Auteur : mary1991
École : École de la Seigneurie
Niveau scolaire : 2e cycle du secondaire
Groupe : Classe politique
Nombre de votes : 52
Niveau de la proposition : National
Catégorie de la proposition : Culture et éducation

Proposition :
Depuis plusieurs années, l’éducation est une valeur primordiale pour les Québécois. L’implantation de la réforme scolaire dans nos écoles a créée de nombreux questionnements et mécontentements. Cette problématique m’amène à me demander : « Que pourrait faire le Ministère de l’Éducation, des Loisirs et du Sport (MELS) pour améliorer le système d’éducation québécois ? » Je pense que la création de groupes plus forts ou plus faibles, selon le niveau des élèves, serait une bonne initiative, car cette solution permettrait de combattre le décrochage scolaire et le manque d’enseignants.
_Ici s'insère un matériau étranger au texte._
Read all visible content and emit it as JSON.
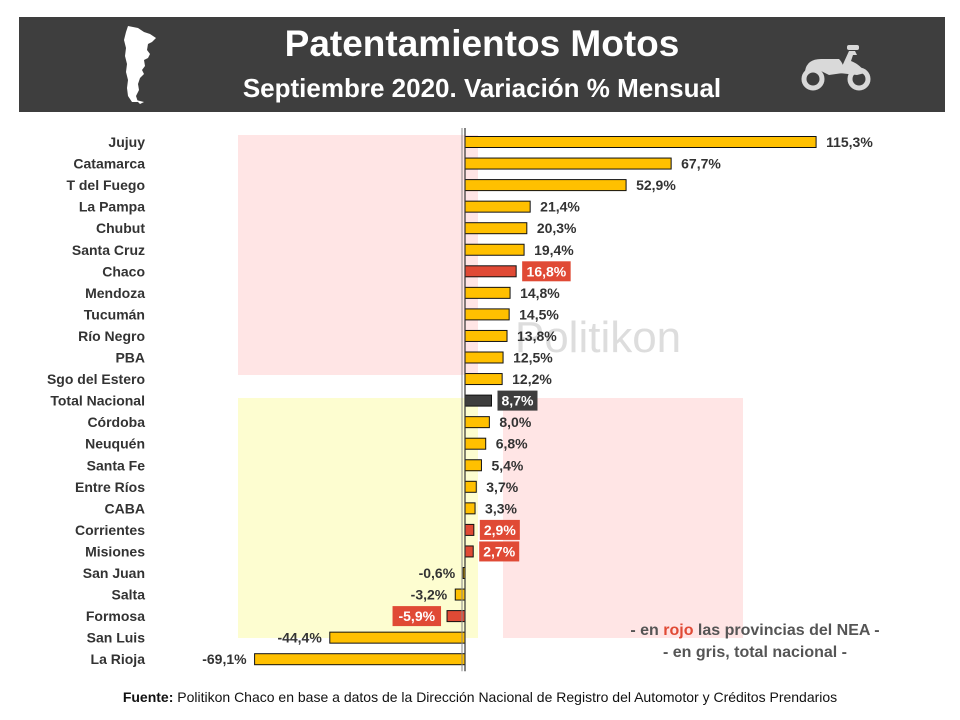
{
  "header": {
    "title": "Patentamientos Motos",
    "subtitle": "Septiembre 2020. Variación % Mensual"
  },
  "watermark": "Politikon",
  "colors": {
    "default_bar": "#ffc000",
    "nea_bar": "#e04a35",
    "total_bar": "#3e3e3e",
    "header_bg": "#3e3e3e"
  },
  "icons": {
    "left": "argentina-map-icon",
    "right": "scooter-icon"
  },
  "chart_data": {
    "type": "bar",
    "orientation": "horizontal",
    "title": "Patentamientos Motos",
    "subtitle": "Septiembre 2020. Variación % Mensual",
    "xlabel": "",
    "ylabel": "",
    "xlim": [
      -69.1,
      115.3
    ],
    "grid": false,
    "categories": [
      "Jujuy",
      "Catamarca",
      "T del Fuego",
      "La Pampa",
      "Chubut",
      "Santa Cruz",
      "Chaco",
      "Mendoza",
      "Tucumán",
      "Río Negro",
      "PBA",
      "Sgo del Estero",
      "Total Nacional",
      "Córdoba",
      "Neuquén",
      "Santa Fe",
      "Entre Ríos",
      "CABA",
      "Corrientes",
      "Misiones",
      "San Juan",
      "Salta",
      "Formosa",
      "San Luis",
      "La Rioja"
    ],
    "values": [
      115.3,
      67.7,
      52.9,
      21.4,
      20.3,
      19.4,
      16.8,
      14.8,
      14.5,
      13.8,
      12.5,
      12.2,
      8.7,
      8.0,
      6.8,
      5.4,
      3.7,
      3.3,
      2.9,
      2.7,
      -0.6,
      -3.2,
      -5.9,
      -44.4,
      -69.1
    ],
    "labels": [
      "115,3%",
      "67,7%",
      "52,9%",
      "21,4%",
      "20,3%",
      "19,4%",
      "16,8%",
      "14,8%",
      "14,5%",
      "13,8%",
      "12,5%",
      "12,2%",
      "8,7%",
      "8,0%",
      "6,8%",
      "5,4%",
      "3,7%",
      "3,3%",
      "2,9%",
      "2,7%",
      "-0,6%",
      "-3,2%",
      "-5,9%",
      "-44,4%",
      "-69,1%"
    ],
    "highlight": [
      "default",
      "default",
      "default",
      "default",
      "default",
      "default",
      "nea",
      "default",
      "default",
      "default",
      "default",
      "default",
      "total",
      "default",
      "default",
      "default",
      "default",
      "default",
      "nea",
      "nea",
      "default",
      "default",
      "nea",
      "default",
      "default"
    ]
  },
  "notes": {
    "line1_prefix": "- en ",
    "line1_red": "rojo",
    "line1_suffix": " las provincias del NEA -",
    "line2": "- en gris, total nacional -"
  },
  "source": {
    "label": "Fuente:",
    "text": " Politikon Chaco en base a datos de la Dirección Nacional de Registro del Automotor y Créditos Prendarios"
  }
}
En premier lieu, je constate que le décrochage scolaire est assez important au Québec. Par exemple, selon la Table des partenaires pour la persévérance scolaire à Montréal, le pourcentage d’élèves qui ont laissé les études avant d’avoir obtenu un diplôme était de 23,9 %, pour l’ensemble du Québec, en 1999-2000. Pour l’année 2003-2004, ce taux a augmenté à 24,9 %. En ce sens, l’une des causes du décrochage est le retard scolaire. Un jeune subissant de nombreux échecs aura tendance à perdre la volonté de faire des efforts pour réussir. Donc, la création de groupes mieux adaptés à ses forces, avec des enseignants plus présents, aiderait ce jeune à vivre de petits succès scolaires et à conserver sa motivation. De même, les adolescents réussissant facilement dans leurs études ont parfois l’impression de perdre leur temps sur les bancs d’école. Des groupes forts, dans lesquels ils auraient plus d’autonomie, seraient mieux ajustés à leurs besoins. Par conséquent, j’affirme que la création de groupes adaptés au niveau des élèves aiderait grandement à combattre le décrochage scolaire.
Deuxièmement, il y a actuellement une pénurie d’enseignants dans les écoles primaires et secondaires du Québec. En effet, selon le MELS, quelque 10 000 enseignants prendront leur retraite dans les quinze prochaines années. Déjà, de nombreuses commissions scolaires manquent d’effectif. Ainsi, la création de groupes mieux adaptés aux besoins des élèves aiderait à renverser cette tendance. De fait, les jeunes ayant plus de facilité à l’école auraient beaucoup moins besoin d’encadrement. En leur laissant une certaine autonomie, cela permettrait aux enseignants d’être plus présents pour les élèves en difficulté. De plus, en ajoutant à ce système une politique de formation plus rapide, mais aussi complète, des futurs tuteurs de nos jeunes, la pénurie d’enseignants au Québec pourrait être contrée. Donc, créer des groupes de compétence, ajustés au niveau des élèves, aiderait à combattre le manque d’enseignants.
En résumé, le décrochage scolaire, causé très souvent par le retard scolaire ou le sentiment de perdre son temps en classe, est une réalité trop importante au Québec et il y a actuellement une pénurie d’enseignants dans nos écoles. Pour ces raisons, la création de groupes adaptés aux besoins des élèves serait une excellente décision. De plus, cette solution pourrait apporter une amélioration considérable à la réforme qui, on le sait, n’apporte pas les résultats escomptés et ne satisfait pas tous les acteurs impliqués dans son processus.